If your image does not boot, please report it to the mailing list together with the information requested in Collect information. Do not forget to mention, how/when the image failed exactly, whether using virtualization or real hardware. If you are using a virtualization technology of any kind, please always run it on real hardware before reporting a bug. Providing a screenshot of the failure is also very helpful.

14.6.4 At run time

If a package was successfully installed, but fails while actually running the Live system, this is probably a bug in the live system. However:

14.7 Do the research

Before filing the bug, please search the web for the particular error message or symptom you are getting. As it is highly unlikely that you are the only person experiencing a particular problem. There is always a chance that it has been discussed elsewhere and a possible solution, patch, or workaround has been proposed.

You should pay particular attention to the live systems mailing list, as well as the homepage, as these are likely to contain the most up-to-date information. If such information exists, always include the references to it in your bug report.

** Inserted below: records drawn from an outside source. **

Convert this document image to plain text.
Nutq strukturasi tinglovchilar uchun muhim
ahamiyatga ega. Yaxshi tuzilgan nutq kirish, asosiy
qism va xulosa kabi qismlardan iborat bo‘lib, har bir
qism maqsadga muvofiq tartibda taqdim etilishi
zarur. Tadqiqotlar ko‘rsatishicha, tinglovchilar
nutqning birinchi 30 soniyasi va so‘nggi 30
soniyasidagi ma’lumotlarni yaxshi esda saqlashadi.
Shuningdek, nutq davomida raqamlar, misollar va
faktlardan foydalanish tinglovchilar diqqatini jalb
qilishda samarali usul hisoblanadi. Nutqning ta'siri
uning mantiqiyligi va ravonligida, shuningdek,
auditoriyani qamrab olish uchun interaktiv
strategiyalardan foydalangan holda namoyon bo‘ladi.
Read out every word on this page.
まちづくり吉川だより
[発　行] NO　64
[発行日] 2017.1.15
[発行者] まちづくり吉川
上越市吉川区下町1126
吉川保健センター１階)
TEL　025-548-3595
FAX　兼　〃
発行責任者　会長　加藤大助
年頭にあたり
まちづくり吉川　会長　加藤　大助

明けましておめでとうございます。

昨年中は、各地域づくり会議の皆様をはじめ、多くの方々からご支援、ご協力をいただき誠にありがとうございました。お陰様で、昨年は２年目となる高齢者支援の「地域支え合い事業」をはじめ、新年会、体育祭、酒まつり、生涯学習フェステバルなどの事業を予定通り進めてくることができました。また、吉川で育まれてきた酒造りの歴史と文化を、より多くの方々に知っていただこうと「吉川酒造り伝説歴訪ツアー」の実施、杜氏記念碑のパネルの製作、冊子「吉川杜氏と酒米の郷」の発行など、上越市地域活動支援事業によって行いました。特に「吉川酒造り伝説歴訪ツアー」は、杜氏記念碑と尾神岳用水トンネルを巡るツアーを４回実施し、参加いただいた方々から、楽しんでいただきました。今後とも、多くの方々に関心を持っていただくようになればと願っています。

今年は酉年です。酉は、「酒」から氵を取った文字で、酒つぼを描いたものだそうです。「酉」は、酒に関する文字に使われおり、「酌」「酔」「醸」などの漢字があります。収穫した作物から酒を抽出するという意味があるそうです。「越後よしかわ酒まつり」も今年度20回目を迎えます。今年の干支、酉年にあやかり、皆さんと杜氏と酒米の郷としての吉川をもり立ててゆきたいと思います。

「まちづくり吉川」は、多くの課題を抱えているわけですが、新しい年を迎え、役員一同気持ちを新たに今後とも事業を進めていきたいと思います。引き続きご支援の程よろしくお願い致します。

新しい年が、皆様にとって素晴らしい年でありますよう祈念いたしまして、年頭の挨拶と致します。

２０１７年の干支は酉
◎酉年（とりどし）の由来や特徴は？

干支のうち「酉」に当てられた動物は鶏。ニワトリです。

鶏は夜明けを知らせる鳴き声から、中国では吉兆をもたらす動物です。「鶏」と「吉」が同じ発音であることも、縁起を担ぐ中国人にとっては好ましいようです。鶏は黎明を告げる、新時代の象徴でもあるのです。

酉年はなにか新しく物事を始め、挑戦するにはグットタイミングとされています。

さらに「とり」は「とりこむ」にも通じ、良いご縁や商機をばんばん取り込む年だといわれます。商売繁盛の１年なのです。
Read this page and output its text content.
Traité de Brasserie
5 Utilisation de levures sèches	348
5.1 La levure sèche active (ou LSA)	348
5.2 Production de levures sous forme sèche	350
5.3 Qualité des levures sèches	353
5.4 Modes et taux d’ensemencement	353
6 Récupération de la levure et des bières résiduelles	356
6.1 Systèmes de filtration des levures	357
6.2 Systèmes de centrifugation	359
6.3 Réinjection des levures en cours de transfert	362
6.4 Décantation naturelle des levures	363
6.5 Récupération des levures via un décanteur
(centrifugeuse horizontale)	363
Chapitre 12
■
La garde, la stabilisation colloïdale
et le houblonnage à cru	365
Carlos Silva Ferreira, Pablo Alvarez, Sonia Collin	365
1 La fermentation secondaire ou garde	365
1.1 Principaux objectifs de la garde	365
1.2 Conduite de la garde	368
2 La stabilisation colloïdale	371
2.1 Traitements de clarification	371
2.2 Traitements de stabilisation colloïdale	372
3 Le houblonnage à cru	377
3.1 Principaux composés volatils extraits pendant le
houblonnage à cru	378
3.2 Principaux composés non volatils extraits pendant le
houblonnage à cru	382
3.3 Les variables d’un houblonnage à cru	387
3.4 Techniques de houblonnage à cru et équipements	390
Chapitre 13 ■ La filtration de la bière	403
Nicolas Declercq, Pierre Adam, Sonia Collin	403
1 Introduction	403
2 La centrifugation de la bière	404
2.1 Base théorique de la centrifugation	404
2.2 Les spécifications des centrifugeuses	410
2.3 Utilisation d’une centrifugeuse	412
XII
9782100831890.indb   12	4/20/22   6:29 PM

In addition, you should check the current bug lists for live-build, live-boot, live-config and live-tools to see whether something similar has already been reported.

14.8 Where to report bugs

The Live Systems Project keeps track of all bugs in the Bug Tracking System (BTS). For information on how to use the system, please see ‹›. You can also submit the bugs by using the reportbug command from the package with the same name.

In general, you should report build time errors against the live-build package, boot time errors against live-boot, and run time errors against live-config. If you are unsure of which package is appropriate or need more help before submitting a bug report, please report it against the debian-live pseudo-package. We will then take care about it and reassign it where appropriate.

Please note that bugs found in distributions derived from Debian (such as Ubuntu and others) should not be reported to the Debian BTS unless they can be also reproduced on a Debian system using official Debian packages.